Julian Gonggrijp
I have designed a smart pointer that relies on the type system to offer safe and flexible automatic memory management at no runtime cost. It combines single ownership as in std::unique_ptr and reliable access from multiple places as in std::shared_ptr with some additional features. I believe it to be about as safe and practically useful as a smart pointer in C++11 could get.
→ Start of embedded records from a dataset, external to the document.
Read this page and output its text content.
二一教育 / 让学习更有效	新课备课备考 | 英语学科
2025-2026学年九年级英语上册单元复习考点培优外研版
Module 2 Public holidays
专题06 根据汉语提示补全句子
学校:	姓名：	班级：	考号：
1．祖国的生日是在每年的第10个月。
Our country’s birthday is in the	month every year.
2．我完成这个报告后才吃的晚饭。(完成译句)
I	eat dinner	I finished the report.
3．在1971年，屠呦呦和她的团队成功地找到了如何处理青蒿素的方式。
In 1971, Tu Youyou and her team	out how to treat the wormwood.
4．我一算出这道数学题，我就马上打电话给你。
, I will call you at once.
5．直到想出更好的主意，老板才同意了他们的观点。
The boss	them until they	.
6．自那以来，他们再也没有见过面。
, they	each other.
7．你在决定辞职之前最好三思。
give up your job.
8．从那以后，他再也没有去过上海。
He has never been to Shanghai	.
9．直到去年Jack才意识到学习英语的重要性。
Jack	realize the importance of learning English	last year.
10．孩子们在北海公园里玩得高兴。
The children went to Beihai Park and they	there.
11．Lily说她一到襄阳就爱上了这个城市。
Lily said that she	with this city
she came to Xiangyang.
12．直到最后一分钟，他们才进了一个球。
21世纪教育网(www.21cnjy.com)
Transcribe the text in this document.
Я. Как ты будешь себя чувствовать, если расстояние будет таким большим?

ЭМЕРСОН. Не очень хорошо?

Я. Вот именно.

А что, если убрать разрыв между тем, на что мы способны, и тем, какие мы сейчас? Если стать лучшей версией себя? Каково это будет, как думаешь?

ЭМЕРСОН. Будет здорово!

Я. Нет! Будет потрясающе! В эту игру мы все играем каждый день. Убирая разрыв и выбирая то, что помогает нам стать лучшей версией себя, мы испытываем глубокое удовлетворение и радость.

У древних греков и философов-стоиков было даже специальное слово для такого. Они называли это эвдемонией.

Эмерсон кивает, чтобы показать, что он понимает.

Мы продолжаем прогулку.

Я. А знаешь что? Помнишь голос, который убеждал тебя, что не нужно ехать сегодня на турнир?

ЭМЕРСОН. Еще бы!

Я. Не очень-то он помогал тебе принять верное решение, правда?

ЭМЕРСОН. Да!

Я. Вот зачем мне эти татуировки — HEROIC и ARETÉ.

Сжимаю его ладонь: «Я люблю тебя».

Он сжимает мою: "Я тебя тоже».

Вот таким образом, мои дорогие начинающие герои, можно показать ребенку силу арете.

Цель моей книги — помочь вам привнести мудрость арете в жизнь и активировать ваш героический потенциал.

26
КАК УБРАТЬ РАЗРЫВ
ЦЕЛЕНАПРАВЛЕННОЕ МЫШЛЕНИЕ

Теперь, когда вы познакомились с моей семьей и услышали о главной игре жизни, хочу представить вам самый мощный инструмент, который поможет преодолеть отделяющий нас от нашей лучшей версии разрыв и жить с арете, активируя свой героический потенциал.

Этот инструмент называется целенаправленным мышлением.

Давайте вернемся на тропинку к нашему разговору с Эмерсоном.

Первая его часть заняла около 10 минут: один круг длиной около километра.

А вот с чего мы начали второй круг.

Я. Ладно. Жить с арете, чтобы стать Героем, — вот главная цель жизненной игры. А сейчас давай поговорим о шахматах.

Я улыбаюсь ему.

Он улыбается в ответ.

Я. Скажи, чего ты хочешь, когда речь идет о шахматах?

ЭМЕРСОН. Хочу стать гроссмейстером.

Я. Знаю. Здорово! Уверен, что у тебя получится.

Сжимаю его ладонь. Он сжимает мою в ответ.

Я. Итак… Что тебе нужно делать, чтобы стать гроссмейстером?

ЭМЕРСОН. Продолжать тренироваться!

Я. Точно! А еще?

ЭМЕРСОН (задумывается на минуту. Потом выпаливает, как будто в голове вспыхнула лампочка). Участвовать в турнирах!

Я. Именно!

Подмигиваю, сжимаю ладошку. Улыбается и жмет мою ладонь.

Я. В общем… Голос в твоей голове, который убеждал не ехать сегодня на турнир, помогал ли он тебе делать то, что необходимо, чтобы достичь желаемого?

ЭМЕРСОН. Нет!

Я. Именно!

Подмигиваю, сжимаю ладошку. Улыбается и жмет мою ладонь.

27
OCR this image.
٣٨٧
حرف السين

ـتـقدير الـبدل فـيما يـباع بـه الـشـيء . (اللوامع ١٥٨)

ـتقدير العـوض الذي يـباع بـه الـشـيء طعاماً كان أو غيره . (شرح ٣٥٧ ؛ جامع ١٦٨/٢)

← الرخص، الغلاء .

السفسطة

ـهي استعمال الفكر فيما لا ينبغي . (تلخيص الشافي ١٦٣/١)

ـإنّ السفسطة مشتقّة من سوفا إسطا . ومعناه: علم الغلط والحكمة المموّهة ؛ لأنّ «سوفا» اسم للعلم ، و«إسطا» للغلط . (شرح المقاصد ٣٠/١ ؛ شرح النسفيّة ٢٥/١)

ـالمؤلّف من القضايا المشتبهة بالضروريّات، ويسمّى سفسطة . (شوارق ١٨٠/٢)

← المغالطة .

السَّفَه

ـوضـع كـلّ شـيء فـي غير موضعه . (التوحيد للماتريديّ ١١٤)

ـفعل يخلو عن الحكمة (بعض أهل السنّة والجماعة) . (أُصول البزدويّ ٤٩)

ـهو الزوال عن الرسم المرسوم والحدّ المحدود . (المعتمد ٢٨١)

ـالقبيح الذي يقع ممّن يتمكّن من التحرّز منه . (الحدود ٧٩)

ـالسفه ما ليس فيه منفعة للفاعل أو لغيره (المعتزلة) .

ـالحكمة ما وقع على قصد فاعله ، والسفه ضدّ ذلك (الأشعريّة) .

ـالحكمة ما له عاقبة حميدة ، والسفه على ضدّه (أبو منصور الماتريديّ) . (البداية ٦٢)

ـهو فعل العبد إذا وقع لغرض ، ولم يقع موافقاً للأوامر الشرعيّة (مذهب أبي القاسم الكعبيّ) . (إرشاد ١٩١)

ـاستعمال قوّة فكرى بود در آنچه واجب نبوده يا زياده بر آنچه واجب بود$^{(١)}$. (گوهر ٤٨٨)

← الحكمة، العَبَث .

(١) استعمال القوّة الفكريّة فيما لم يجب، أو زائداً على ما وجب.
From reading the documentation, it seems that owner_ptr/data_ptr are basically equivalent in functionality to std::unique_ptr, and weak_ptr is basically equivalent to a raw pointer/raw reference. (Referring to std::shared_ptr seems a bit misleading given that you don't address the problem of multiple ownership.) As I understand it, the goal of your library is not to add any functionality over std::unique_ptr, but to provide a little bit more compile-time safety at the cost of some additional typing (pun intended). It does seem that wrappers around unique_ptr and shared_ptr that disable default construction and discourage storing a null pointer would be useful for many people. It would be much more useful if they explicitly interoperated with those types, though.
I think the primary use case for your proposed weak_ptr (possibly renamed param_ptr or arg_ptr) would be as the declared type for function parameters. When used only in that context, the implicit conversion from an owning pointer to a raw pointer is safe, because any values used as function arguments are guaranteed to live for the duration of the function. For any other use, though, the implicit conversion is actually dangerous, and I would say that the warning signal that syntax like: T *x = foo.get(); or T &x = *foo; provides is helpful.